Je ne me dis pas féministe, je ne suis pas trop dans ce mouvement. Mais je suis très contente quand une femme s’en sort. En faisant du rap, je me positionne quand même. Mais je ne trouve pas que ce soit féministe, je trouve ça juste normal. Je ne me sens pas oppressée par les hommes, je me sens bien et je me sens à l’aise. Mais c’est peut-être parce que je n’ai pas eu à faire à des discriminations que je tiens ce discours. On a les mêmes droits, mais je reste une femme et un homme reste un homme.
Quels sont tes projets à venir ?
Je suis sur un projet d’album avec de gros titres déjà enregistrés. J’essaie de me faire connaître via de petites scènes et les réseaux sociaux. Je travaille sur l’image et j’avance comme ça petit à petit, lentement mais sûrement, ça ne sert à rien de se presser.
Que penses-tu de Madame Rap ? Des choses à changer/améliorer ?

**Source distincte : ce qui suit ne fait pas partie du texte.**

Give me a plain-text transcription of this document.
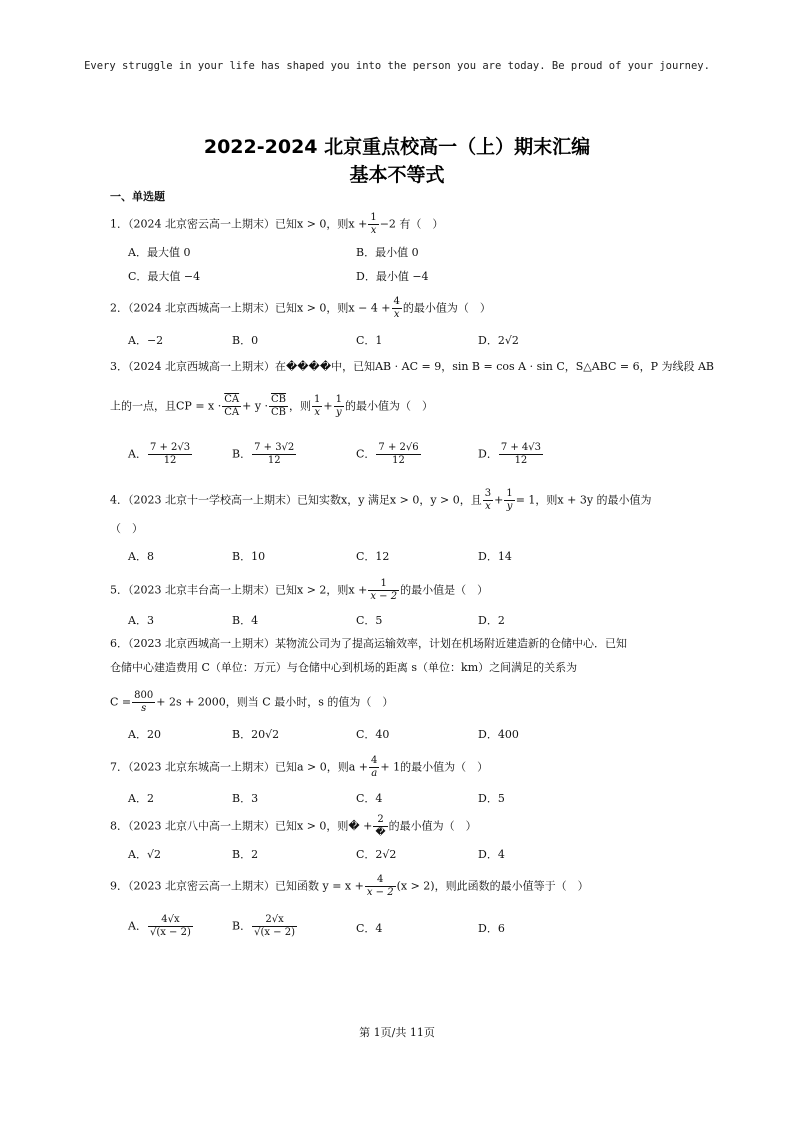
Every struggle in your life has shaped you into the person you are today. Be proud of your journey.
2022-2024 北京重点校高一（上）期末汇编
基本不等式
一、单选题
1．（2024 北京密云高一上期末）已知x > 0，则$x + \frac{1}{x} -2$ 有（　）
A．最大值 0	B．最小值 0
C．最大值 −4	D．最小值 −4
2．（2024 北京西城高一上期末）已知x > 0，则$x - 4 + \frac{4}{x}$ 的最小值为（　）
A．−2	B．0	C．1	D．2√2
3．（2024 北京西城高一上期末）在����中，已知AB · AC = 9，sin B = cos A · sin C，S△ABC = 6，P 为线段 AB
上的一点，且CP = $x \cdot \frac{\overline{CA}}{CA} + y \cdot \frac{\overline{CB}}{CB}$ ，则 $\frac{1}{x} + \frac{1}{y}$ 的最小值为（　）
A． $\frac{7 + 2√3}{12}$	B． $\frac{7 + 3√2}{12}$	C． $\frac{7 + 2√6}{12}$	D． $\frac{7 + 4√3}{12}$
4．（2023 北京十一学校高一上期末）已知实数x，y 满足x > 0，y > 0，且 $\frac{3}{x} + \frac{1}{y} = 1$，则x + 3y 的最小值为
（　）
A．8	B．10	C．12	D．14
5．（2023 北京丰台高一上期末）已知x > 2，则$x + \frac{1}{x - 2}$ 的最小值是（　）
A．3	B．4	C．5	D．2
6．（2023 北京西城高一上期末）某物流公司为了提高运输效率，计划在机场附近建造新的仓储中心．已知
仓储中心建造费用 C（单位：万元）与仓储中心到机场的距离 s（单位：km）之间满足的关系为
$C = \frac{800}{s} + 2s + 2000$，则当 C 最小时，s 的值为（　）
A．20	B．20√2	C．40	D．400
7．（2023 北京东城高一上期末）已知a > 0，则$a + \frac{4}{a} + 1$的最小值为（　）
A．2	B．3	C．4	D．5
8．（2023 北京八中高一上期末）已知x > 0，则� + $\frac{2}{�}$ 的最小值为（　）
A．√2	B．2	C．2√2	D．4
9．（2023 北京密云高一上期末）已知函数 $y = x + \frac{4}{x - 2} (x > 2)$，则此函数的最小值等于（　）
A． $\frac{4√x}{√(x - 2)}$	B． $\frac{2√x}{√(x - 2)}$	C．4	D．6
第 1页/共 11页
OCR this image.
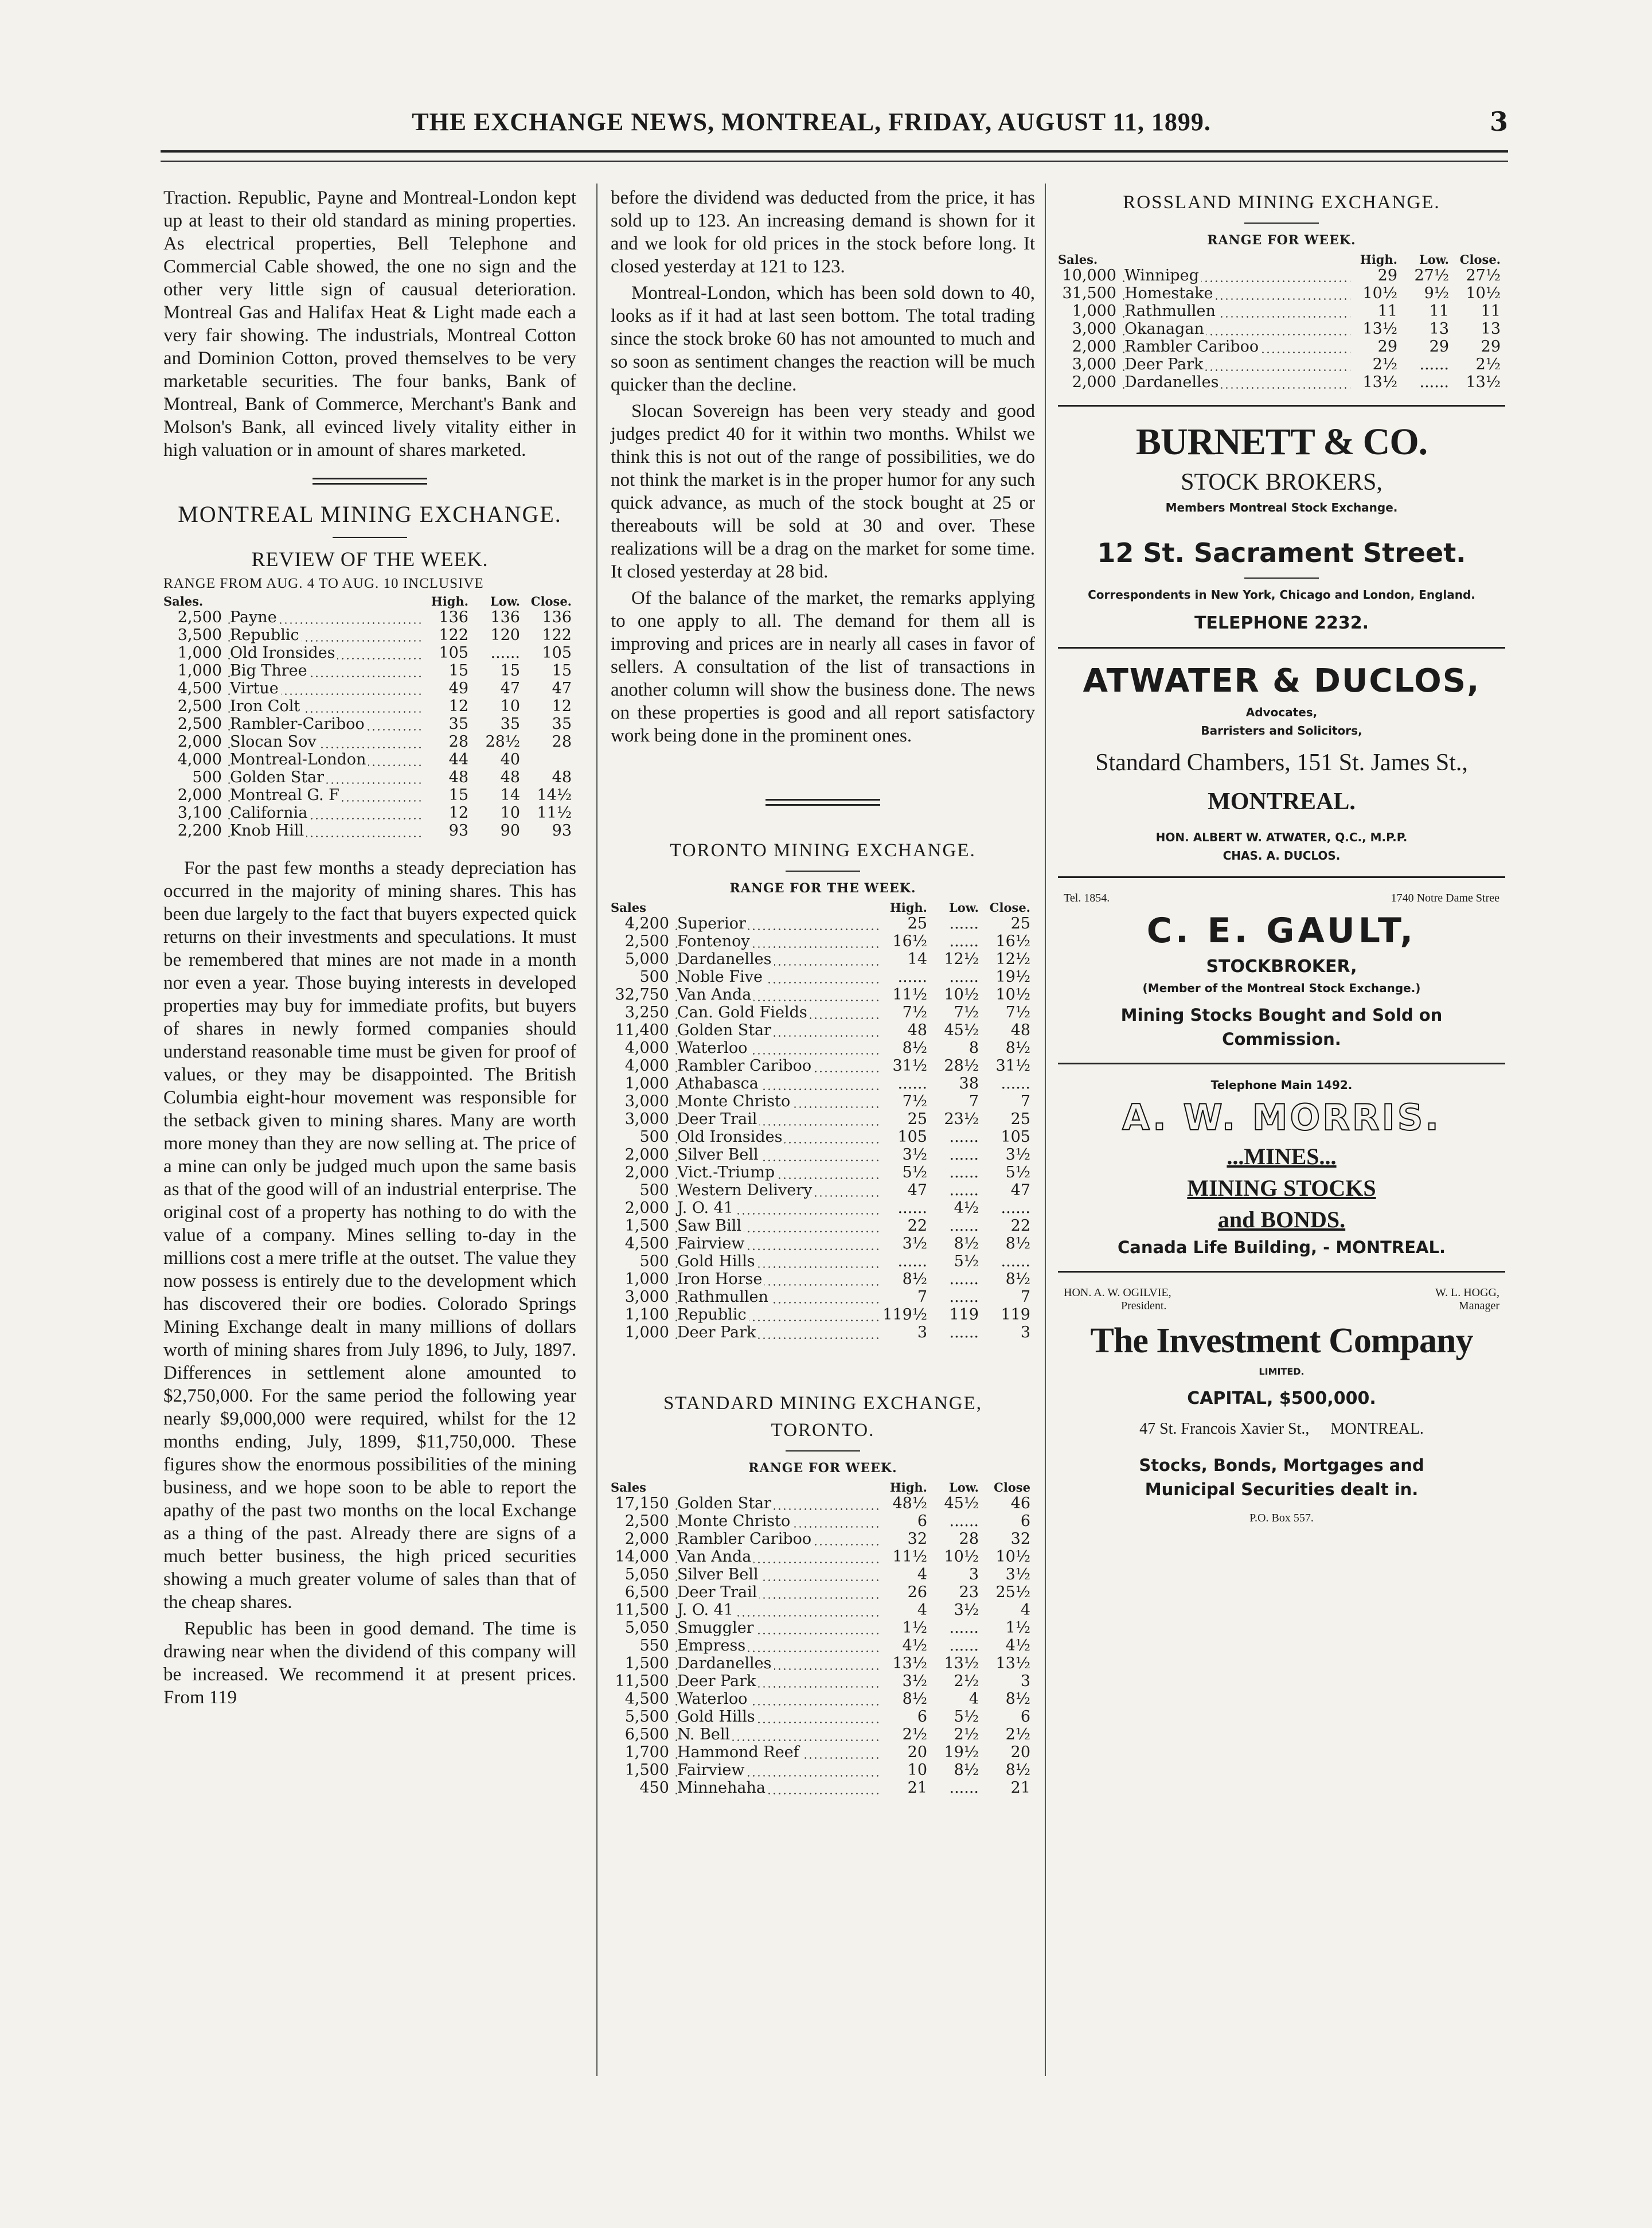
THE EXCHANGE NEWS, MONTREAL, FRIDAY, AUGUST 11, 1899.	3

Traction. Republic, Payne and Montreal-London kept up at least to their old standard as mining properties. As electrical properties, Bell Telephone and Commercial Cable showed, the one no sign and the other very little sign of causual deterioration. Montreal Gas and Halifax Heat & Light made each a very fair showing. The industrials, Montreal Cotton and Dominion Cotton, proved themselves to be very marketable securities. The four banks, Bank of Montreal, Bank of Commerce, Merchant's Bank and Molson's Bank, all evinced lively vitality either in high valuation or in amount of shares marketed.

MONTREAL MINING EXCHANGE.
REVIEW OF THE WEEK.
RANGE FROM AUG. 4 TO AUG. 10 INCLUSIVE
Sales.		High.	Low.	Close.
2,500	Payne	136	136	136
3,500	Republic	122	120	122
1,000	Old Ironsides	105	......	105
1,000	Big Three	15	15	15
4,500	Virtue	49	47	47
2,500	Iron Colt	12	10	12
2,500	Rambler-Cariboo	35	35	35
2,000	Slocan Sov	28	28½	28
4,000	Montreal-London	44	40	
500	Golden Star	48	48	48
2,000	Montreal G. F	15	14	14½
3,100	California	12	10	11½
2,200	Knob Hill	93	90	93

For the past few months a steady depreciation has occurred in the majority of mining shares. This has been due largely to the fact that buyers expected quick returns on their investments and speculations. It must be remembered that mines are not made in a month nor even a year. Those buying interests in developed properties may buy for immediate profits, but buyers of shares in newly formed companies should understand reasonable time must be given for proof of values, or they may be disappointed. The British Columbia eight-hour movement was responsible for the setback given to mining shares. Many are worth more money than they are now selling at. The price of a mine can only be judged much upon the same basis as that of the good will of an industrial enterprise. The original cost of a property has nothing to do with the value of a company. Mines selling to-day in the millions cost a mere trifle at the outset. The value they now possess is entirely due to the development which has discovered their ore bodies. Colorado Springs Mining Exchange dealt in many millions of dollars worth of mining shares from July 1896, to July, 1897. Differences in settlement alone amounted to $2,750,000. For the same period the following year nearly $9,000,000 were required, whilst for the 12 months ending, July, 1899, $11,750,000. These figures show the enormous possibilities of the mining business, and we hope soon to be able to report the apathy of the past two months on the local Exchange as a thing of the past. Already there are signs of a much better business, the high priced securities showing a much greater volume of sales than that of the cheap shares.

Republic has been in good demand. The time is drawing near when the dividend of this company will be increased. We recommend it at present prices. From 119

before the dividend was deducted from the price, it has sold up to 123. An increasing demand is shown for it and we look for old prices in the stock before long. It closed yesterday at 121 to 123.

Montreal-London, which has been sold down to 40, looks as if it had at last seen bottom. The total trading since the stock broke 60 has not amounted to much and so soon as sentiment changes the reaction will be much quicker than the decline.

Slocan Sovereign has been very steady and good judges predict 40 for it within two months. Whilst we think this is not out of the range of possibilities, we do not think the market is in the proper humor for any such quick advance, as much of the stock bought at 25 or thereabouts will be sold at 30 and over. These realizations will be a drag on the market for some time. It closed yesterday at 28 bid.

Of the balance of the market, the remarks applying to one apply to all. The demand for them all is improving and prices are in nearly all cases in favor of sellers. A consultation of the list of transactions in another column will show the business done. The news on these properties is good and all report satisfactory work being done in the prominent ones.

TORONTO MINING EXCHANGE.
RANGE FOR THE WEEK.
Sales		High.	Low.	Close.
4,200	Superior	25	......	25
2,500	Fontenoy	16½	......	16½
5,000	Dardanelles	14	12½	12½
500	Noble Five	......	......	19½
32,750	Van Anda	11½	10½	10½
3,250	Can. Gold Fields	7½	7½	7½
11,400	Golden Star	48	45½	48
4,000	Waterloo	8½	8	8½
4,000	Rambler Cariboo	31½	28½	31½
1,000	Athabasca	......	38	......
3,000	Monte Christo	7½	7	7
3,000	Deer Trail	25	23½	25
500	Old Ironsides	105	......	105
2,000	Silver Bell	3½	......	3½
2,000	Vict.-Triump	5½	......	5½
500	Western Delivery	47	......	47
2,000	J. O. 41	......	4½	......
1,500	Saw Bill	22	......	22
4,500	Fairview	3½	8½	8½
500	Gold Hills	......	5½	......
1,000	Iron Horse	8½	......	8½
3,000	Rathmullen	7	......	7
1,100	Republic	119½	119	119
1,000	Deer Park	3	......	3
STANDARD MINING EXCHANGE,
TORONTO.
RANGE FOR WEEK.
Sales		High.	Low.	Close
17,150	Golden Star	48½	45½	46
2,500	Monte Christo	6	......	6
2,000	Rambler Cariboo	32	28	32
14,000	Van Anda	11½	10½	10½
5,050	Silver Bell	4	3	3½
6,500	Deer Trail	26	23	25½
11,500	J. O. 41	4	3½	4
5,050	Smuggler	1½	......	1½
550	Empress	4½	......	4½
1,500	Dardanelles	13½	13½	13½
11,500	Deer Park	3½	2½	3
4,500	Waterloo	8½	4	8½
5,500	Gold Hills	6	5½	6
6,500	N. Bell	2½	2½	2½
1,700	Hammond Reef	20	19½	20
1,500	Fairview	10	8½	8½
450	Minnehaha	21	......	21
ROSSLAND MINING EXCHANGE.
RANGE FOR WEEK.
Sales.		High.	Low.	Close.
10,000	Winnipeg	29	27½	27½
31,500	Homestake	10½	9½	10½
1,000	Rathmullen	11	11	11
3,000	Okanagan	13½	13	13
2,000	Rambler Cariboo	29	29	29
3,000	Deer Park	2½	......	2½
2,000	Dardanelles	13½	......	13½
BURNETT & CO.
STOCK BROKERS,
Members Montreal Stock Exchange.
12 St. Sacrament Street.
Correspondents in New York, Chicago and London, England.
TELEPHONE 2232.
ATWATER & DUCLOS,
Advocates,
Barristers and Solicitors,
Standard Chambers, 151 St. James St.,
MONTREAL.
HON. ALBERT W. ATWATER, Q.C., M.P.P.
CHAS. A. DUCLOS.
Tel. 1854.	1740 Notre Dame Stree
C. E. GAULT,
STOCKBROKER,
(Member of the Montreal Stock Exchange.)
Mining Stocks Bought and Sold on
Commission.
Telephone Main 1492.
A. W. MORRIS.
...MINES...
MINING STOCKS
and BONDS.
Canada Life Building, - MONTREAL.
HON. A. W. OGILVIE,
President.
W. L. HOGG,
Manager
The Investment Company
LIMITED.
CAPITAL, $500,000.
47 St. Francois Xavier St., MONTREAL.
Stocks, Bonds, Mortgages and
Municipal Securities dealt in.
P.O. Box 557.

Je trouve que c’est super. Ça a bien évolué depuis le début et ça commence à faire parler. En plus, c’est à l’international. Ce qui est bien c’est que vous allez vers les petites rappeuses comme moi et pas seulement les têtes d’affiches les plus connues. Vous nous permettez de nous exprimer et je trouve ça très bien.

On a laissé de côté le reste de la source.